La situation actuelle des internes en médecine est liée à une politique absurde qui s’exerce depuis 1977 : on plafonne le nombre de médecins en formation. Les années 1980 et 1990 ont abouti à un déficit de médecins en France parmi les plus importants d’Europe. Loin de préparer l’avenir, les politiques de santé malthusiennes de ces décennies n’ont anticipé ni l’augmentation de la population ni l’évolution de ses besoins de santé.
L’augmentation de la charge – y compris mentale – de travail est aggravée par les facteurs « culturels » portés par l’institution hospitalière et par de nombreux médecins seniors, qui entretiennent des violences institutionnelles, sexistes et de harcèlement en tout genre.
Rappelons les évidences : les internes sont des agents publics ; ils exercent pleinement la profession de médecin, sous la responsabilité d’un praticien. Ils disposent du droit de prescription, réalisent la prise en charge et le suivi des patients ainsi que l’encadrement effectif des étudiants. Ils représentent un quart du personnel médical hospitalier et sont donc des professionnels de santé à part entière. Pourtant, ils sont systématiquement à la marge des négociations de revalorisation salariale, d’amélioration des conditions de travail ou encore des discussions relatives à leur future installation.
Nous sommes passés d’un hôpital qui soigne à un hôpital qui tue.

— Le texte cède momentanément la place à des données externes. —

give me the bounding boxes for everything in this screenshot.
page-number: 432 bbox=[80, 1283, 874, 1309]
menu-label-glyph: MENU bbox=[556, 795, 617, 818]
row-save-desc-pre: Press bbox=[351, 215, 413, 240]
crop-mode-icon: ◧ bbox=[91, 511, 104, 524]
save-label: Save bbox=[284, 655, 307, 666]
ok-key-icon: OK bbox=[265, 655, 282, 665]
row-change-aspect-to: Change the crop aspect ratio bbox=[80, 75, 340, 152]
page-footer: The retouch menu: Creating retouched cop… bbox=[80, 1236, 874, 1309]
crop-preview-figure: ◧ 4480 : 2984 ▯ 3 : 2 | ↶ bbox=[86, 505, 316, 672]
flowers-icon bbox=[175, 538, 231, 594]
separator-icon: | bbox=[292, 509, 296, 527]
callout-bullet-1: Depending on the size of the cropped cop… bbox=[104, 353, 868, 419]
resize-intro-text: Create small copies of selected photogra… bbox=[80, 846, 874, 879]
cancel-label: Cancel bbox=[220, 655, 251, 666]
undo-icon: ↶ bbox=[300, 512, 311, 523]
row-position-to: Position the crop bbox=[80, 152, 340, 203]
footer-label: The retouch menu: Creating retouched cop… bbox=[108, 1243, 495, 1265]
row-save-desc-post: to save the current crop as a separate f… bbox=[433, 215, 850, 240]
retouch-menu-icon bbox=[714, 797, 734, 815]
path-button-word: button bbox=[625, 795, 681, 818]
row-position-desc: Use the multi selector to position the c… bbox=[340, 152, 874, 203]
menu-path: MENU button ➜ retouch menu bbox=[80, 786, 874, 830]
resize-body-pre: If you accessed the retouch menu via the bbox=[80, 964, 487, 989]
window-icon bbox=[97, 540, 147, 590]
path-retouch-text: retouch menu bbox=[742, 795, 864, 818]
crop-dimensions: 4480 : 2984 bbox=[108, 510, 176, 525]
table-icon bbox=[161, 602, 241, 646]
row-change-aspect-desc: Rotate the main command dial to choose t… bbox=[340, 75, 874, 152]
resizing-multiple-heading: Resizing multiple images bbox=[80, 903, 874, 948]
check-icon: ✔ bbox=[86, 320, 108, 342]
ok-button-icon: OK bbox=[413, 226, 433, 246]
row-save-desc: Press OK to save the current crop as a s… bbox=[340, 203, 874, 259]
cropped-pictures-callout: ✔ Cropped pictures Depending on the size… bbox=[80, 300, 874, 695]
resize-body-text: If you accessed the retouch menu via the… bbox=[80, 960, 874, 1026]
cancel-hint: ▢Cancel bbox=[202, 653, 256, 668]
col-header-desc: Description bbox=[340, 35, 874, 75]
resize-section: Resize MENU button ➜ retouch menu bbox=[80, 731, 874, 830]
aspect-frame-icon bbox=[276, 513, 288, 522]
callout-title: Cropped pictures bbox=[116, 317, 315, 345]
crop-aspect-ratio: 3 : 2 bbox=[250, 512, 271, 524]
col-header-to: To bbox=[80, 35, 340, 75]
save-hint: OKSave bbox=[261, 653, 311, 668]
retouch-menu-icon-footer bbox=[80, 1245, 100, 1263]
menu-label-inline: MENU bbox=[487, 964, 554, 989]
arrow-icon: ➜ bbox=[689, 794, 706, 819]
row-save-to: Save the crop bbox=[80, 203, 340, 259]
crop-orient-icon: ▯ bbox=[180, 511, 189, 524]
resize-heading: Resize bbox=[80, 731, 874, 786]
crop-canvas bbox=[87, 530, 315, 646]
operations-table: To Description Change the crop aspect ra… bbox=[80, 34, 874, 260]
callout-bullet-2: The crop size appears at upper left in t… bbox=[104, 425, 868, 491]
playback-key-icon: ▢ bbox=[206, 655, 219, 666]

Depuis plusieurs années, les conditions de travail des jeunes médecins s’aggravent. Leur rémunération horaire est inférieure au Smic, leurs lieux de vie sont vétustes, leur temps de travail dépasse allégrement le maximum légal autorisé. L’accumulation de ces facteurs conduit à un stress et à une fatigue importants : deux internes sur trois souffrent d’anxiété.
Ce temps de travail prolongé – jusqu’à plus de cent heures par semaine – et ce stress sont associés à une détérioration de la sécurité des patients : un rapport de la Haute Autorité de santé publié en 2015 indique que la performance des médecins dans ces conditions de travail est la même que s’ils avaient une alcoolémie à 0,5 g/l, soit une valeur supérieure au taux légal pour conduire dans de nombreux pays (1) !
« Module 2. Pourquoi la prise en compte des facteurs humains est importante pour la sécurité des patients », Guide pédagogique de l’OMS pour la sécurité des patients, 2015, p. 114. www.has-sante.fr
Nous ne laisserions pas un conducteur de bus amener les enfants à l’école avec un tel taux d’alcool dans le sang, alors comment peut-on accepter ces conditions quand il s’agit de la vie des patients entre les mains des médecins ?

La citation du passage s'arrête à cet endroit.